Another issue I had was with the villain.  It was super obvious who it was pretty much from the beginning.  I kept hoping that I was wrong, that something would happen and the villain would turn out to be someone else.  But no such luck. 

I feel like I should give a bit more of the plot here, but there really isn't much to say.  The beginning is a bit Red Riding Hood, where Bella goes to visit a wise woman in the woods (conveniently named Granny), who trains her in herb lore and the like.  The werewolf attacks her on the way home.  Then, as I already mentioned, she is sent (or "kidnapped" as she keeps calling it) to the home of Duke Sebastian, the werewolf who bit her.  The house is full of invisible servants who can only speak by writing things on chalkboards.  The only other human in the house is Eric, Sebastian's half-brother (unacknowledged by their father) who works as the Gamekeeper and keeps everyone off the land so Sebastian won't accidentally kill someone should he break free.  Bella had a couple of run-ins with him before coming to the house.  So now Bella has to adjust to being away from her household and family, learning to live with Sebastian and Eric (again, for only three months if she doesn't become a werewolf herself).

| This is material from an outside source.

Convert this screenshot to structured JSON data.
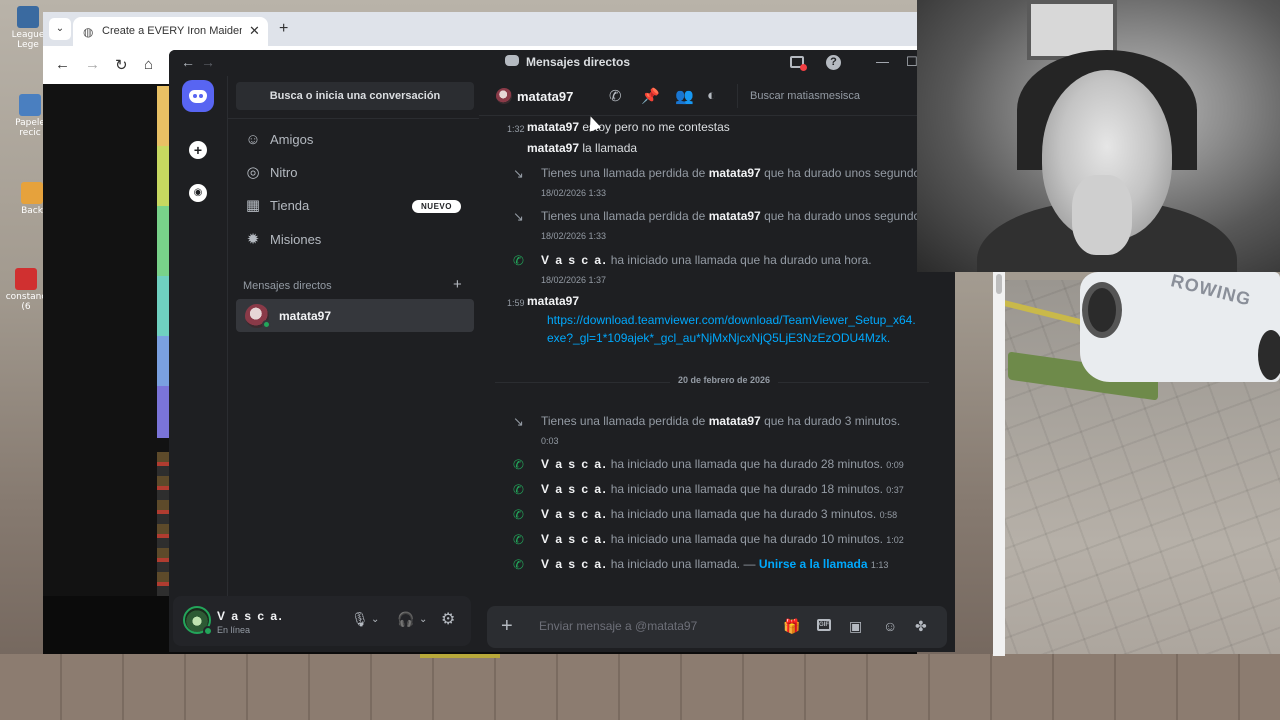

I gave this book only 2 stars out of 5 on Goodreads.  I originally gave it a 3 because I like Lackey's writing style.  But this is not one of her better books.  The Tales of the Five Hundred Kingdoms overall has been kind of hit and miss, and in my opinion this was the worst of the misses.  The plot was too predictable in most regards (I think the biggest mystery for me revolved around the invisible servants, and that didn't really develop throughout the book) and I couldn't stand Bella through a good chunk of the book (as M- says in her review of the book on Goodreads: "the heroine is a spoiled manipulative child with flagrant Mary-Sue tendencies," which is unfortunately quite true).  Unless you're a super dedicated Lackey fan, you'll probably want to give this one a miss.